An einer anderen Stelle im Buch wird Baron ein Bürojob prophezeit. Seinem Bruder wird das Los des Bauarbeiters zugeschrieben. So kam es dann auch. Es ist, als wäre Barons Weg vorgezeichnet gewesen, als würde er nach einem verfassten Drehbuch leben, in dem andere darüber entscheiden, was aus ihm wird und wie er sich entwickelt. Mit diesem Schicksal ist er allerdings nicht allein.
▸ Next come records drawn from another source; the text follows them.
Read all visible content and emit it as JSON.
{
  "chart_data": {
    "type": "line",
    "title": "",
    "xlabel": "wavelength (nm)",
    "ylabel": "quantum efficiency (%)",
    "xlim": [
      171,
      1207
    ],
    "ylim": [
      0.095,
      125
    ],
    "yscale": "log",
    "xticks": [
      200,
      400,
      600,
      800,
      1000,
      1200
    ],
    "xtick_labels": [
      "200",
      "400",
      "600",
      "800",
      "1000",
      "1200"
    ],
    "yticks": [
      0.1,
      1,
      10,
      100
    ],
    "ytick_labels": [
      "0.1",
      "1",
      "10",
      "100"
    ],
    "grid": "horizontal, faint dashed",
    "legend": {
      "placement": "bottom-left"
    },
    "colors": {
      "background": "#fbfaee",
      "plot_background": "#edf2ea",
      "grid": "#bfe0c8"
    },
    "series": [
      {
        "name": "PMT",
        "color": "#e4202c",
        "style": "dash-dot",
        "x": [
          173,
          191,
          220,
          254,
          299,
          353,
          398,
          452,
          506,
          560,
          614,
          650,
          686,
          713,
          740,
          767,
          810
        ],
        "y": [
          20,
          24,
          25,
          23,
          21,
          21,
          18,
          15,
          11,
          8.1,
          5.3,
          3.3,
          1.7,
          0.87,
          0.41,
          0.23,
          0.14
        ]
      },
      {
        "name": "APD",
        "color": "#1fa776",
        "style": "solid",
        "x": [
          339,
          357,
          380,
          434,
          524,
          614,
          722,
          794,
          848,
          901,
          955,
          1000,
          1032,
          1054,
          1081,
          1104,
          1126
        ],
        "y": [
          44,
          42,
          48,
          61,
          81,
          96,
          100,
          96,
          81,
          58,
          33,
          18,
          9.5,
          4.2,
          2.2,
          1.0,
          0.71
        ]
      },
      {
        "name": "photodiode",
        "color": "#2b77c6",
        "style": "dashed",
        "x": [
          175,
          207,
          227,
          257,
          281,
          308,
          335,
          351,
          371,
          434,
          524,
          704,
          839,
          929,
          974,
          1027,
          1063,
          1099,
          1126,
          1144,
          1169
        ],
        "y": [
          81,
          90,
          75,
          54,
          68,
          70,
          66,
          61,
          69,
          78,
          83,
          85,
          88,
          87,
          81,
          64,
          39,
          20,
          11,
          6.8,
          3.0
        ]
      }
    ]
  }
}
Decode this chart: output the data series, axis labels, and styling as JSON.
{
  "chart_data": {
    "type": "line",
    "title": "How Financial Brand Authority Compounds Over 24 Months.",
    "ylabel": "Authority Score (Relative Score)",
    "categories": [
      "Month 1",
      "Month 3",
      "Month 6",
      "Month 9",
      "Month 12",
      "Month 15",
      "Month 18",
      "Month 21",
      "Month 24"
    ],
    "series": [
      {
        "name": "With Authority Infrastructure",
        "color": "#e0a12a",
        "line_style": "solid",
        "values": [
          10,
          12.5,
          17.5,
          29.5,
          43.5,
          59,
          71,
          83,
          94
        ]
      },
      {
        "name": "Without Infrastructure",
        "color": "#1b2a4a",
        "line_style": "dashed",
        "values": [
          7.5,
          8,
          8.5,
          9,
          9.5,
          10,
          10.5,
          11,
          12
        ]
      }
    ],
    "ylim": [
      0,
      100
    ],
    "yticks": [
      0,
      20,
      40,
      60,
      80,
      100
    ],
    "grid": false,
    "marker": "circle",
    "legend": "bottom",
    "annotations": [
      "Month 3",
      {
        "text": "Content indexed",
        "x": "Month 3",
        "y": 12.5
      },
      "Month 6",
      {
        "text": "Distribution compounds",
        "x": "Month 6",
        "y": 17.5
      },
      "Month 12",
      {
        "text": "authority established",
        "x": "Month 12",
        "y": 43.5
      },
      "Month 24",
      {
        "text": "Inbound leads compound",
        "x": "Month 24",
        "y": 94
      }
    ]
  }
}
Genau so wenig, wie Baron sich dem ihm zugeschriebenen Anderssein widersetzen kann, so wenig konnte sein Vater sich jemals gegen die gesellschaftliche Stigmatisierung zur Wehr setzen.

(K)ein Leben auf dem Bau

Wie an den beinah endlosen Texten und politischen Ergüssen auf diesem Blog unschwer zu erkennen ist, fühle auch ich mich im sicheren Umfeld des Büros am wohlsten. Auf dem Bau habe ich nichts verloren. Und das obwohl mein Vater Zeit seines Lebens auf den Baustellen der Region geschuftet hat. Der mir gezeigt hat, wie wichtig und ehrenvoll anständige Arbeit ist. Bei rumgekommen ist trotzdem viel zu wenig dafür.

Baron sieht es offenbar ähnlich und so spürt er eine geistige Verbindung zu seiner Tante Ella, die reichlich spät im Buch erwähnt wird. Wie er wollte sie sich niemals damit abfinden, trotz Arbeit arm zu sein. Sie entzog sich diesem Schicksal durch Heirat. Baron macht es durch Fleiß. Glück haben sie in unserem Land beide dazu gebraucht. Und das ist eine Schande.

Die Suche nach der Wahrheit

Anders als viele andere mit einer ähnlichen Biografie verortet sich Baron politisch ausdrücklich links. Er ist besonders solidarisch veranlagt, kritisiert das kapitalistische System, sieht sich als Weltverbesserer und folgt einer Idee von Gerechtigkeit, die zuweilen das wesentliche übersieht. Mit seiner Vorgeschichte hätte er auch sehr weit rechts landen können. Doch das kam für den Autor nicht in Frage, auch wenn sein Onkel nichts unversucht ließ, Baron die „Begeisterung für den Sozialismus“ auszutreiben.

Baron gibt sich nicht mit einfachen Antworten zufrieden. Er sucht nach der Wahrheit. Die glaubt er auf der rechten Seite der Politik nicht finden zu können. Und das sehe ich genauso. Das Streben nach dem Wahren trieb ihn schließlich in ein Germanistikstudium. Hätte er nicht wenigstens gut in Mathe sein können? An dieser Stelle hatte ich eher das Gefühl, einen Spiegel in der Hand zu halten als ein Buch.


Letztendlich verlief Barons Leben ähnlich wie das von vielen. Von zu vielen. Mit unerbittlicher Authentizität legt er sein Leben offen. Er zeigt auf, dass vieles nicht auf Leistung, sondern auf Vorbestimmung zurückzuführen ist. Dass er einer der wenigen glücklichen Einzelfälle ist, denen es gelang, die fast unüberwindbaren Mauern des sozialen Gefälles zu überwinden. Barons Buch macht Mut, doch mahnt auch zugleich, die benachteiligten in der Gesellschaft nicht aus den Augen zu verlieren. Denn sie alle haben ihre Geschichten.